Wang Cuiling, Hall Charles B, Kim Mimi
Department of Epidemiology and Population Health, Albert Einstein College of Medicine of Yeshiva University, USA
Department of Epidemiology and Population Health, Albert Einstein College of Medicine of Yeshiva University, USA.
Stat Methods Med Res. 2015 Dec;24(6):1009-29. doi: 10.1177/0962280212437452. Epub 2012 Feb 21.
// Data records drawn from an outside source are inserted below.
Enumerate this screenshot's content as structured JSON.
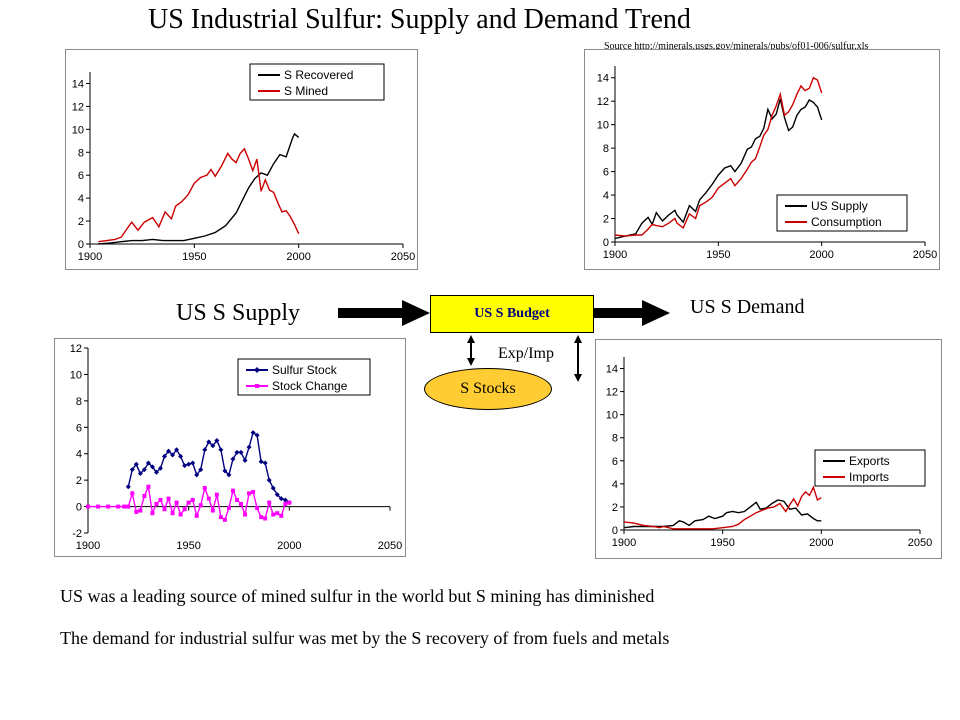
{
  "title": "US Industrial Sulfur: Supply and Demand Trend",
  "source": "Source http://minerals.usgs.gov/minerals/pubs/of01-006/sulfur.xls",
  "diagram": {
    "supply_label": "US S Supply",
    "demand_label": "US S Demand",
    "budget_label": "US S Budget",
    "stocks_label": "S Stocks",
    "expimp_label": "Exp/Imp",
    "budget_color": "#ffff00",
    "stocks_color": "#ffcc33",
    "budget_text_color": "#000080"
  },
  "notes": [
    "US was a leading source of mined sulfur in the world but S mining has diminished",
    "The demand for industrial sulfur was met by the S recovery of from fuels and metals"
  ],
  "chart_data": [
    {
      "type": "line",
      "xlim": [
        1900,
        2050
      ],
      "ylim": [
        0,
        15
      ],
      "xticks": [
        1900,
        1950,
        2000,
        2050
      ],
      "yticks": [
        0,
        2,
        4,
        6,
        8,
        10,
        12,
        14
      ],
      "legend_position": "top-right",
      "series": [
        {
          "name": "S Recovered",
          "color": "#000000",
          "x": [
            1904,
            1910,
            1915,
            1920,
            1925,
            1930,
            1935,
            1940,
            1945,
            1950,
            1955,
            1960,
            1965,
            1970,
            1973,
            1976,
            1979,
            1982,
            1985,
            1988,
            1991,
            1994,
            1997,
            1998,
            2000
          ],
          "y": [
            0,
            0.1,
            0.2,
            0.3,
            0.3,
            0.4,
            0.3,
            0.3,
            0.3,
            0.5,
            0.7,
            1.0,
            1.6,
            2.7,
            3.8,
            4.9,
            5.7,
            6.2,
            6.0,
            7.0,
            7.8,
            7.6,
            9.2,
            9.6,
            9.3
          ]
        },
        {
          "name": "S Mined",
          "color": "#cc0000",
          "x": [
            1904,
            1908,
            1912,
            1915,
            1918,
            1920,
            1923,
            1926,
            1929,
            1930,
            1933,
            1936,
            1939,
            1941,
            1944,
            1947,
            1950,
            1953,
            1956,
            1958,
            1960,
            1963,
            1966,
            1968,
            1970,
            1972,
            1974,
            1976,
            1978,
            1980,
            1982,
            1984,
            1986,
            1988,
            1990,
            1992,
            1994,
            1996,
            1998,
            2000
          ],
          "y": [
            0.2,
            0.3,
            0.4,
            0.6,
            1.4,
            1.9,
            1.2,
            1.9,
            2.2,
            2.3,
            1.5,
            2.8,
            2.2,
            3.3,
            3.7,
            4.3,
            5.3,
            5.8,
            6.0,
            6.5,
            5.9,
            6.8,
            7.9,
            7.4,
            7.1,
            7.9,
            8.3,
            7.4,
            6.4,
            7.4,
            4.6,
            5.6,
            4.7,
            4.5,
            3.6,
            2.8,
            2.9,
            2.4,
            1.7,
            0.9
          ]
        }
      ]
    },
    {
      "type": "line",
      "xlim": [
        1900,
        2050
      ],
      "ylim": [
        0,
        15
      ],
      "xticks": [
        1900,
        1950,
        2000,
        2050
      ],
      "yticks": [
        0,
        2,
        4,
        6,
        8,
        10,
        12,
        14
      ],
      "legend_position": "bottom-right",
      "series": [
        {
          "name": "US Supply",
          "color": "#000000",
          "x": [
            1900,
            1905,
            1910,
            1913,
            1916,
            1918,
            1920,
            1923,
            1926,
            1929,
            1930,
            1933,
            1936,
            1939,
            1941,
            1944,
            1947,
            1950,
            1953,
            1956,
            1958,
            1961,
            1964,
            1966,
            1968,
            1970,
            1972,
            1974,
            1976,
            1978,
            1980,
            1982,
            1984,
            1986,
            1988,
            1990,
            1992,
            1994,
            1996,
            1998,
            2000
          ],
          "y": [
            0.3,
            0.5,
            0.7,
            1.6,
            2.1,
            1.5,
            2.5,
            1.8,
            2.3,
            2.7,
            2.3,
            1.7,
            3.1,
            2.6,
            3.6,
            4.2,
            4.9,
            5.7,
            6.3,
            6.5,
            6.0,
            6.7,
            7.9,
            8.1,
            8.8,
            9.0,
            9.7,
            11.3,
            10.5,
            10.9,
            12.2,
            10.6,
            9.5,
            9.8,
            10.8,
            11.3,
            11.5,
            12.1,
            11.9,
            11.5,
            10.4
          ]
        },
        {
          "name": "Consumption",
          "color": "#cc0000",
          "x": [
            1900,
            1905,
            1910,
            1913,
            1916,
            1918,
            1920,
            1923,
            1926,
            1929,
            1930,
            1933,
            1936,
            1939,
            1941,
            1944,
            1947,
            1950,
            1953,
            1956,
            1958,
            1961,
            1964,
            1966,
            1968,
            1970,
            1972,
            1974,
            1976,
            1978,
            1980,
            1982,
            1984,
            1986,
            1988,
            1990,
            1992,
            1994,
            1996,
            1998,
            2000
          ],
          "y": [
            0.6,
            0.5,
            0.6,
            0.6,
            1.1,
            1.5,
            1.4,
            1.3,
            1.6,
            2.0,
            1.6,
            1.2,
            2.4,
            2.0,
            3.1,
            3.4,
            3.8,
            4.6,
            5.0,
            5.4,
            4.8,
            5.4,
            6.2,
            6.8,
            7.1,
            8.1,
            9.1,
            9.6,
            10.8,
            11.6,
            12.6,
            10.8,
            11.1,
            11.7,
            12.6,
            13.3,
            12.9,
            13.1,
            14.0,
            13.8,
            12.7
          ]
        }
      ]
    },
    {
      "type": "line",
      "xlim": [
        1900,
        2050
      ],
      "ylim": [
        -2,
        12
      ],
      "xticks": [
        1900,
        1950,
        2000,
        2050
      ],
      "yticks": [
        -2,
        0,
        2,
        4,
        6,
        8,
        10,
        12
      ],
      "legend_position": "top-right",
      "series": [
        {
          "name": "Sulfur Stock",
          "color": "#000080",
          "x": [
            1920,
            1922,
            1924,
            1926,
            1928,
            1930,
            1932,
            1934,
            1936,
            1938,
            1940,
            1942,
            1944,
            1946,
            1948,
            1950,
            1952,
            1954,
            1956,
            1958,
            1960,
            1962,
            1964,
            1966,
            1968,
            1970,
            1972,
            1974,
            1976,
            1978,
            1980,
            1982,
            1984,
            1986,
            1988,
            1990,
            1992,
            1994,
            1996,
            1998,
            2000
          ],
          "y": [
            1.5,
            2.8,
            3.2,
            2.5,
            2.8,
            3.3,
            3.0,
            2.6,
            2.9,
            3.8,
            4.2,
            3.9,
            4.3,
            3.8,
            3.1,
            3.2,
            3.3,
            2.4,
            2.8,
            4.3,
            4.9,
            4.6,
            5.0,
            4.3,
            2.7,
            2.4,
            3.6,
            4.1,
            4.1,
            3.5,
            4.5,
            5.6,
            5.4,
            3.4,
            3.3,
            2.0,
            1.4,
            0.9,
            0.6,
            0.5,
            0.3
          ]
        },
        {
          "name": "Stock Change",
          "color": "#ff00ff",
          "x": [
            1900,
            1905,
            1910,
            1915,
            1918,
            1920,
            1922,
            1924,
            1926,
            1928,
            1930,
            1932,
            1934,
            1936,
            1938,
            1940,
            1942,
            1944,
            1946,
            1948,
            1950,
            1952,
            1954,
            1956,
            1958,
            1960,
            1962,
            1964,
            1966,
            1968,
            1970,
            1972,
            1974,
            1976,
            1978,
            1980,
            1982,
            1984,
            1986,
            1988,
            1990,
            1992,
            1994,
            1996,
            1998,
            2000
          ],
          "y": [
            0,
            0,
            0,
            0,
            0,
            0,
            1.0,
            -0.4,
            -0.3,
            0.8,
            1.5,
            -0.5,
            0.2,
            0.5,
            -0.2,
            0.6,
            -0.5,
            0.3,
            -0.6,
            -0.2,
            0.3,
            0.5,
            -0.7,
            0.1,
            1.4,
            0.6,
            -0.3,
            0.9,
            -0.8,
            -1.0,
            -0.1,
            1.2,
            0.5,
            0.2,
            -0.6,
            1.0,
            1.1,
            -0.1,
            -0.8,
            -0.9,
            0.3,
            -0.6,
            -0.5,
            -0.7,
            0.2,
            0.3
          ]
        }
      ]
    },
    {
      "type": "line",
      "xlim": [
        1900,
        2050
      ],
      "ylim": [
        0,
        15
      ],
      "xticks": [
        1900,
        1950,
        2000,
        2050
      ],
      "yticks": [
        0,
        2,
        4,
        6,
        8,
        10,
        12,
        14
      ],
      "legend_position": "right",
      "series": [
        {
          "name": "Exports",
          "color": "#000000",
          "x": [
            1900,
            1905,
            1910,
            1915,
            1920,
            1925,
            1928,
            1930,
            1933,
            1936,
            1940,
            1943,
            1946,
            1950,
            1952,
            1955,
            1958,
            1961,
            1964,
            1967,
            1969,
            1972,
            1975,
            1978,
            1981,
            1984,
            1987,
            1990,
            1993,
            1996,
            1998,
            2000
          ],
          "y": [
            0.2,
            0.3,
            0.3,
            0.3,
            0.3,
            0.4,
            0.8,
            0.7,
            0.4,
            0.8,
            0.9,
            1.2,
            1.0,
            1.2,
            1.5,
            1.6,
            1.5,
            1.6,
            2.0,
            2.4,
            1.8,
            1.9,
            2.3,
            2.6,
            2.5,
            1.8,
            1.9,
            1.3,
            1.4,
            1.0,
            0.8,
            0.8
          ]
        },
        {
          "name": "Imports",
          "color": "#cc0000",
          "x": [
            1900,
            1905,
            1910,
            1915,
            1918,
            1920,
            1925,
            1930,
            1935,
            1940,
            1945,
            1950,
            1955,
            1958,
            1961,
            1964,
            1967,
            1970,
            1973,
            1976,
            1979,
            1982,
            1984,
            1986,
            1988,
            1990,
            1992,
            1994,
            1996,
            1998,
            2000
          ],
          "y": [
            0.7,
            0.6,
            0.4,
            0.3,
            0.2,
            0.3,
            0.1,
            0.1,
            0.1,
            0.1,
            0.1,
            0.2,
            0.3,
            0.5,
            0.9,
            1.2,
            1.5,
            1.7,
            1.9,
            2.0,
            2.3,
            1.6,
            2.2,
            2.7,
            2.1,
            2.9,
            3.3,
            3.0,
            3.7,
            2.6,
            2.8
          ]
        }
      ]
    }
  ]
}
In many longitudinal studies, evaluating the effect of a binary or continuous predictor variable on the rate of change of the outcome, i.e. slope, is often of primary interest. Sample size determination of these studies, however, is complicated by the expectation that missing data will occur due to missed visits, early drop out, and staggered entry. Despite the availability of methods for assessing power in longitudinal studies with missing data, the impact on power of the magnitude and distribution of missing data in the study population remain poorly understood. As a result, simple but erroneous alterations of the sample size formulae for complete/balanced data are commonly applied. These 'naive' approaches include the average sum of squares and average number of subjects methods. The goal of this article is to explore in greater detail the effect of missing data on study power and compare the performance of naive sample size methods to a correct maximum likelihood-based method using both mathematical and simulation-based approaches. Two different longitudinal aging studies are used to illustrate the methods.
在许多纵向研究中,评估二元或连续预测变量对结果变化率(即斜率)的影响通常是主要关注点。然而,由于预期会因访视缺失、提前退出和交错入组而出现缺失数据,这些研究的样本量确定变得复杂。尽管有评估纵向研究中缺失数据时检验效能的方法,但对于研究人群中缺失数据的大小和分布对检验效能的影响仍知之甚少。因此,通常会简单但错误地改变用于完全/平衡数据的样本量公式。这些“简单”方法包括均方和法与平均受试者数量法。本文的目的是更详细地探讨缺失数据对研究检验效能的影响,并使用数学方法和基于模拟的方法,将简单样本量方法的性能与基于正确最大似然法的方法进行比较。使用两项不同的纵向衰老研究来说明这些方法。